Top tips
for proofreading your own work (see Tip 1) or someone else's

1. If you wrote it, don't proofread it


Your brain is incredibly clever: it will read what what you meant to write, not what you actually wrote. It will automatically correct spelling errors, transpose words that have been written the wrong way round (‘is it’ for ‘it is’), read words that aren't even there, and much else besides.

Get a friend or colleague to proofread it for you. And don’t forget to ask them to look out for dangling participles. If they’re not sure what you mean, consider asking someone else instead.

(In my first draft of Tip 7, I wrote 'and it’s alphabetically structure may not suit everyone'. Admittedly I was skim-reading, but twice I read it and twice my experienced, qualified proofreader's brain corrected it to 'its alphabetical structure'. I was oblivious.)




3. Do it when you're most alert


For most people that means doing it in the morning. But if you’re at your best in the afternoon, do it then.

And take regular breaks. Proofreading requires intense concentration, and is more tiring than it sounds!

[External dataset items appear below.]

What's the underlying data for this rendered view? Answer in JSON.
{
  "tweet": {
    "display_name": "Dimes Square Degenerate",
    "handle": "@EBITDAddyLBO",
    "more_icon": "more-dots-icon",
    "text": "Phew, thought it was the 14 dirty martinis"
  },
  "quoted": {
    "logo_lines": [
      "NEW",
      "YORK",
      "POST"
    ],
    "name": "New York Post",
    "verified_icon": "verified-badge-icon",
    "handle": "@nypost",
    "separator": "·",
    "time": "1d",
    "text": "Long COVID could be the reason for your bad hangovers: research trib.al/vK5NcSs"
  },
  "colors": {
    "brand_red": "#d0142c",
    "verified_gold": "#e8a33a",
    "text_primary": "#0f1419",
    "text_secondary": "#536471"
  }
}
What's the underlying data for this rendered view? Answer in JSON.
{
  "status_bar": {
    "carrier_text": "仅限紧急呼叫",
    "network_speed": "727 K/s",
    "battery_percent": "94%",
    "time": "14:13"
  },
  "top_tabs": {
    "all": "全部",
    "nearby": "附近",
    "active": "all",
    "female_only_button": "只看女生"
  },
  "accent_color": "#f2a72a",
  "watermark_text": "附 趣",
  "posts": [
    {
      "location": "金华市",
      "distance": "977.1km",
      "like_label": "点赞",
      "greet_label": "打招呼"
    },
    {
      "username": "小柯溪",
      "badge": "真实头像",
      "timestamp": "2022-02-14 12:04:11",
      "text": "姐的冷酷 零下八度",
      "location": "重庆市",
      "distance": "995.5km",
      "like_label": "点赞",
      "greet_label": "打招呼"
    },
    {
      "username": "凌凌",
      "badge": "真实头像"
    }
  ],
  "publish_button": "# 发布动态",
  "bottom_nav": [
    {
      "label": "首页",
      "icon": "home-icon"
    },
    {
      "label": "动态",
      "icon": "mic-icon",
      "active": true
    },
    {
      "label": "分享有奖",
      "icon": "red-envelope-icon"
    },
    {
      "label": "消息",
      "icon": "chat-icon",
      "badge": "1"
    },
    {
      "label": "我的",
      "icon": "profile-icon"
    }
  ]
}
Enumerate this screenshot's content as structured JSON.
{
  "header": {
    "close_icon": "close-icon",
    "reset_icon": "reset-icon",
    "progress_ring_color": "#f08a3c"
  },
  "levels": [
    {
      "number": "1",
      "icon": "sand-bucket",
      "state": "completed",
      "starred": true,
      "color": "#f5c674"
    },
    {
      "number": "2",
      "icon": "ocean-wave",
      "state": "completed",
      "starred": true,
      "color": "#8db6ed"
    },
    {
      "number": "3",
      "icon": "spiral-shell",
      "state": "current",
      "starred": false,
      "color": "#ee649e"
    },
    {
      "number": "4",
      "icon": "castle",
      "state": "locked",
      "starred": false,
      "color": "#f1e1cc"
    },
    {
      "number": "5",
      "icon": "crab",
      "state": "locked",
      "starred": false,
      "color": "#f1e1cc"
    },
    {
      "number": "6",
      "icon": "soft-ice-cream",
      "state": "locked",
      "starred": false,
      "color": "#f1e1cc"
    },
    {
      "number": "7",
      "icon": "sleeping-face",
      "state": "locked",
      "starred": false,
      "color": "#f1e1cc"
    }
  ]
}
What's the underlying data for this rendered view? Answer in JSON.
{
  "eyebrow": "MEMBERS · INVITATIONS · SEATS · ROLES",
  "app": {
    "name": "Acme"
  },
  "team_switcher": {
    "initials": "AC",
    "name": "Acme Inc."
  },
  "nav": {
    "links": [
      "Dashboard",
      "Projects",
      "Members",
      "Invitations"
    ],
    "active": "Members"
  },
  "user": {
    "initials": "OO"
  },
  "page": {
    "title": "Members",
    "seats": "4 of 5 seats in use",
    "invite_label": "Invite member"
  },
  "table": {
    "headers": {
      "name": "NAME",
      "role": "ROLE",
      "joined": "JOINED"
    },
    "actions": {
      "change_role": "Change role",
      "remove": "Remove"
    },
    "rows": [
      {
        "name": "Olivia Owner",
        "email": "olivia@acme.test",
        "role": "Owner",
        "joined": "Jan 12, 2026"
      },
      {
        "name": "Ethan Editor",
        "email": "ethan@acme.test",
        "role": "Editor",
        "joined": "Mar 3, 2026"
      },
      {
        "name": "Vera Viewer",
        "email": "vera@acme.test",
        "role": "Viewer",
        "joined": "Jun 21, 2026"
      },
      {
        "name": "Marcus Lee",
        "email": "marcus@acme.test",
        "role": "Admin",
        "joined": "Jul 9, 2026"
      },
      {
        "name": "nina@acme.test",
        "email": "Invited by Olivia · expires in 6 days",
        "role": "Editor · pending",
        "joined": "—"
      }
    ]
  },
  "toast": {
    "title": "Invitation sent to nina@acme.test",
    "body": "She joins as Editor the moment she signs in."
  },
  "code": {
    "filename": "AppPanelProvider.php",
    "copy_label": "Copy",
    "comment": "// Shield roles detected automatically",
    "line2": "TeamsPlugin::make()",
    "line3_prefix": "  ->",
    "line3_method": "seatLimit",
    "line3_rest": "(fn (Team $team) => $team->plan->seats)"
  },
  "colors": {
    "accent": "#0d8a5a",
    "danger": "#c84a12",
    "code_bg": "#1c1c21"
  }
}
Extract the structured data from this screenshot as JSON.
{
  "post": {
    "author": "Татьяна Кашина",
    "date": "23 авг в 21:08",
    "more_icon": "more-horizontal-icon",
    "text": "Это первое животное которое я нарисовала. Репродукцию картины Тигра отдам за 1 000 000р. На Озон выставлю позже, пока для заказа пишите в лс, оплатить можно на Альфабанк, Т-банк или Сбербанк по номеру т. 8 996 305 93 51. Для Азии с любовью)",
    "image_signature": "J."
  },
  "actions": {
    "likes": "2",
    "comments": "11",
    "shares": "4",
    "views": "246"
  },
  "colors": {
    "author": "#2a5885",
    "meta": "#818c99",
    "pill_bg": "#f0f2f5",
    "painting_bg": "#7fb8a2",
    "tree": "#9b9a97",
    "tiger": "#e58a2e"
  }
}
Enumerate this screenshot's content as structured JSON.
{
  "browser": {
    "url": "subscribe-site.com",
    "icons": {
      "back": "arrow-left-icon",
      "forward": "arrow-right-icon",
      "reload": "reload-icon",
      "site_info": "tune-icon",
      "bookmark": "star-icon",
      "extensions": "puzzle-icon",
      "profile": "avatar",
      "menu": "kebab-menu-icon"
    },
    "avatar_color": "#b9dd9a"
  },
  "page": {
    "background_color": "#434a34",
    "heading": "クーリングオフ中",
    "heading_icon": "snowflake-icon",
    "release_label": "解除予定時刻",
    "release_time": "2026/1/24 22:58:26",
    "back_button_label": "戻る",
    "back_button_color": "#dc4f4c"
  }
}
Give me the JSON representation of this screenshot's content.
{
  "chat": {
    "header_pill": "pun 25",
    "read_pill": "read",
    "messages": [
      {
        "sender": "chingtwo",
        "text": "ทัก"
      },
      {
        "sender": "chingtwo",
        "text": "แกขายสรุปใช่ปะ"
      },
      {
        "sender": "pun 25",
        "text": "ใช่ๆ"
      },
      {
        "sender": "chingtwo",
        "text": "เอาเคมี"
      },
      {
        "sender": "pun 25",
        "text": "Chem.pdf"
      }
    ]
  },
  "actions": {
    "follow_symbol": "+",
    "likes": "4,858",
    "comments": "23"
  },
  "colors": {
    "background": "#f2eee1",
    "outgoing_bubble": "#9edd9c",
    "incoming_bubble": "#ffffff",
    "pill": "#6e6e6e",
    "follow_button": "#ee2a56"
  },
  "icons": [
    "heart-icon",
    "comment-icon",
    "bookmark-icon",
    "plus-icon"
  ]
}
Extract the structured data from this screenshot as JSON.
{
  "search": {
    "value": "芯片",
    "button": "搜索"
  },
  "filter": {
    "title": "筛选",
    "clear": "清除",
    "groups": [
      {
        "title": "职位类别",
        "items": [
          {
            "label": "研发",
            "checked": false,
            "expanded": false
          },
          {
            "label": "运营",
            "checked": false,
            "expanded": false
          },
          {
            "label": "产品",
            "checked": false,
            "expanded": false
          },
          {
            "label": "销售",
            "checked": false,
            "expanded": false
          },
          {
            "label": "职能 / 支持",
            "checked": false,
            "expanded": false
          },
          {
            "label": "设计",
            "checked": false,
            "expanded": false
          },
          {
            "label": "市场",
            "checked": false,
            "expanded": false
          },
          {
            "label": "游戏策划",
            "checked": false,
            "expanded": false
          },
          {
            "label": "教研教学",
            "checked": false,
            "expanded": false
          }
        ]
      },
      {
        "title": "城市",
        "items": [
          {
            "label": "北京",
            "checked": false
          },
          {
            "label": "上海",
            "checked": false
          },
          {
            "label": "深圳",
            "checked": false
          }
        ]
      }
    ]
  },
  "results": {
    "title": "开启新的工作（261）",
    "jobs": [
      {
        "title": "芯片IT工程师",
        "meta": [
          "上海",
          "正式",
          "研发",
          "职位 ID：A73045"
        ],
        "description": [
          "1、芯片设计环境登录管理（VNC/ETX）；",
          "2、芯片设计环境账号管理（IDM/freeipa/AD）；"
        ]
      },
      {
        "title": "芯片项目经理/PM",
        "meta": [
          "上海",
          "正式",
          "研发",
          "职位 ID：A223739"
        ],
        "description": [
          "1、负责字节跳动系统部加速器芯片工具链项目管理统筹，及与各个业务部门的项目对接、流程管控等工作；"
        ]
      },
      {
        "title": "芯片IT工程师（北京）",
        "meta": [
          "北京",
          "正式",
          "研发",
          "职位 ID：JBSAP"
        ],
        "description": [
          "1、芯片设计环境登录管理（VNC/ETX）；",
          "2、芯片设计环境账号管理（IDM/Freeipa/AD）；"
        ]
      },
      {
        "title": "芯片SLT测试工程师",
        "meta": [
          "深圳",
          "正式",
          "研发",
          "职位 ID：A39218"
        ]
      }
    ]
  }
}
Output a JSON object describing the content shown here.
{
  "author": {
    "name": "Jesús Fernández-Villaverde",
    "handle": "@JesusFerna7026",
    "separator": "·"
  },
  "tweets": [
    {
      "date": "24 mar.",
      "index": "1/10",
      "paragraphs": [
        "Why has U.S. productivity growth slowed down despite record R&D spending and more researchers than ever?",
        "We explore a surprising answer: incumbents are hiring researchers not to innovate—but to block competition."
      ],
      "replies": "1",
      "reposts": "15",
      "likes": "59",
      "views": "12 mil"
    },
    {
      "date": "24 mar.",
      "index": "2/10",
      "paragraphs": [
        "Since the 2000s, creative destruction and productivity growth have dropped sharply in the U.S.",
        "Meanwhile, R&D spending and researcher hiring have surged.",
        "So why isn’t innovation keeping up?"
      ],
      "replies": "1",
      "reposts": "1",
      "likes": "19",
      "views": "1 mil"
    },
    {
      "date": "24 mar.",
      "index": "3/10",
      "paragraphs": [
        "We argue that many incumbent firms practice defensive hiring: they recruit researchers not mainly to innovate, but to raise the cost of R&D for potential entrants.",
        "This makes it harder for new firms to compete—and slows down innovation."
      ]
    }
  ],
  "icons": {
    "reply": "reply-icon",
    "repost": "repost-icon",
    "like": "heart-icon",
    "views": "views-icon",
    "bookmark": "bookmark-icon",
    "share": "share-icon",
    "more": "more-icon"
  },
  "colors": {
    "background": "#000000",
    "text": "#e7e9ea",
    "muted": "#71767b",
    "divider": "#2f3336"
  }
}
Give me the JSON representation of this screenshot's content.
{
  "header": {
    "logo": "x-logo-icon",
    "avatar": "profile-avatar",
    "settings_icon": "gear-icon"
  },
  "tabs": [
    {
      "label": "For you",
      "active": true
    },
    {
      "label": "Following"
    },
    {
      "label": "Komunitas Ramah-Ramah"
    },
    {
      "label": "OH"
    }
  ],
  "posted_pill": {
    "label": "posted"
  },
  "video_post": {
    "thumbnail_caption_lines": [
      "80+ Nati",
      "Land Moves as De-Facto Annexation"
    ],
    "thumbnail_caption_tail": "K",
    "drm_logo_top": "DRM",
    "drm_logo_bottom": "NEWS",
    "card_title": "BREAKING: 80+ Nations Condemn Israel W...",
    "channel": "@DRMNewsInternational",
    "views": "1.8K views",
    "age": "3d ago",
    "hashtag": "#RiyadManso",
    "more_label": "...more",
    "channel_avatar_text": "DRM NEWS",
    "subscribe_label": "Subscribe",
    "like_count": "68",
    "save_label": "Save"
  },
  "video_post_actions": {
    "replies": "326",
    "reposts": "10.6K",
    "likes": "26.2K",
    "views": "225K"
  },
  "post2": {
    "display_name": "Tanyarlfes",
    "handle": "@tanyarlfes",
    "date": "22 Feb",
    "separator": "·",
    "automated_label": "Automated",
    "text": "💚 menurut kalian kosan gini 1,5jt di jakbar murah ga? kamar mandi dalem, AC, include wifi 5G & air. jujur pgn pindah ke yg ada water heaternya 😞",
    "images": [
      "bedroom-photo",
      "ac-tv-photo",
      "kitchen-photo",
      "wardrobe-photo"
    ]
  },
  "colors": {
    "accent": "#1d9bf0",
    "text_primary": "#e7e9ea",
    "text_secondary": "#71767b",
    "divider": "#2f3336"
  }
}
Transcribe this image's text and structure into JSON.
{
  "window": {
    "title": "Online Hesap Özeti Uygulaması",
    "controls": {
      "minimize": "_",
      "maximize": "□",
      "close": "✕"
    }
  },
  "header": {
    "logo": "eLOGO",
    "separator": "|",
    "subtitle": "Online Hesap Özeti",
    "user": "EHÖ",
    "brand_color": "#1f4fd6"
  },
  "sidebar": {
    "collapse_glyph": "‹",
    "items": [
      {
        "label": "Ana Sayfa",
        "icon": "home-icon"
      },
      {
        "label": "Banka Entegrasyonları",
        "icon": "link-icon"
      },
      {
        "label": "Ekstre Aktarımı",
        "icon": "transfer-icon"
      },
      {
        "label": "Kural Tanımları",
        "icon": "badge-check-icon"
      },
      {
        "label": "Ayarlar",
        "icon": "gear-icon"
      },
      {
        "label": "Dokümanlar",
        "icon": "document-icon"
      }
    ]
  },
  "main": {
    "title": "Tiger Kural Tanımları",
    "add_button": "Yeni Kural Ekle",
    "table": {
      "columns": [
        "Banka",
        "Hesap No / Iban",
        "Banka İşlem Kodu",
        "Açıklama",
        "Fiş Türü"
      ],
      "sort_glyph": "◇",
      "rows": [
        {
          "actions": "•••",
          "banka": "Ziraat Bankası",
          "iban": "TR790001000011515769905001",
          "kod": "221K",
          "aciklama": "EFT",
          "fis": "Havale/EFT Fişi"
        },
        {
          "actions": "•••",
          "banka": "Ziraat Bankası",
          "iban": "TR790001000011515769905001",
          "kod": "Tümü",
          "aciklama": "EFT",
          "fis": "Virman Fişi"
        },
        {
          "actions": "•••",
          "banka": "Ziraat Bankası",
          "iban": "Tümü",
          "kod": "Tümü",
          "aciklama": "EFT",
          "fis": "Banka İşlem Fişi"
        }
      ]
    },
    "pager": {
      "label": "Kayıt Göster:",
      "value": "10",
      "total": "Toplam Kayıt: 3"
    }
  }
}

4. Don’t rely on spell-check software


Use it but understand its limitations. It will spot misspelled words (‘theere’), but won’t pick up words that have been spelled correctly but used in the wrong context (‘there/their’). Personally, I prefer to keep it turned off.




5. Read it aloud


If you’re not sure about something, read it aloud. Does it sound right? If not, there may be something amiss.




2. Print it out


I know: the trees, the trees … But, trust me, you’ll spot more errors proofreading a paper copy than you will when working on screen. Print it out. Then RECYCLE IT.

Other fun proofreading facts

You are less likely to spot mistakes:

  • in capitalised text

  • at the beginnings and ends of lines.

So slow down.




6. Read it backwards


This links to Tip 1. The more familiar you are with the material, the less likely you are to spot mistakes. Reading text backwards is a useful tool for defamiliarising the material. I don’t do it a lot, and I have never read an entire document backwards, but it can be a useful technique for unpicking a problem.




7. Equip yourself for the job


This should be Tip 1, but it’s a long one so I’ve saved it to the end.

If you are writing and proofreading as part of your job, you owe it to yourself to know the basic principles of English grammar and punctuation – and to be able to apply them.

What does ‘basic’ mean? That’s a tricky one. I probably make more corrections to comma use and the hyphenation of compound attributive adjectives (‘up-to-date version’, ‘last-minute booking’) than anything else – so they may be good places to start. If you’re serious, you should probably know how to identify and fix a dangling participle (read on!). That means understanding how a sentence works: knowing your word classes, their functions within a sentence – and, crucially, how they relate to each other.

So, where to start?

Before you do anything else, save www.oxforddictionaries.com to your online Bookmarks. The site includes useful and accessible guides not only to spelling but to grammar, punctuation and usage.

Now what?

Find a grammar book that works for you; there are plenty around. David Crystal’s Rediscover Grammar is usually my first point of call. If I need a quick sanity-check, I might reach for Collins Easy Learning Grammar and Punctuation. I’m a fan of Oxford A–Z of Grammar and Punctuation (and not just because it fits in my coat pocket) but its alphabetical arrangement of subjects may not suit everyone. Shop around.

While you’re shopping around, get yourself a style/usage guide. I wouldn’t be without New Hart’s Rules and Fowler’s Dictionary of Modern English Usage (or its abridged, and less expensive, Fowler’s Concise Modern English Usage). The Guardian and Observer style guide is an informative and often entertaining online resource.

I’m not suggesting you eat grammar for breakfast, but you should aim for a working knowledge of grammar that meets your needs. ---

How to undangle a participle

What's wrong with this sentence?

Proofreading a really good novel, time just flies by.

The offending participle is ‘proofreading’. According to the sentence, who is doing the proofreading? Best guess: ‘time’ is. Who is actually doing the proofreading? I am – the absent subject of the sentence. You need to rewrite it, to include the subject (me):

When I'm proofreading a really good novel, time just flies by.

Hard to spot because our clever brains (see Tip 1) somehow make sense of it.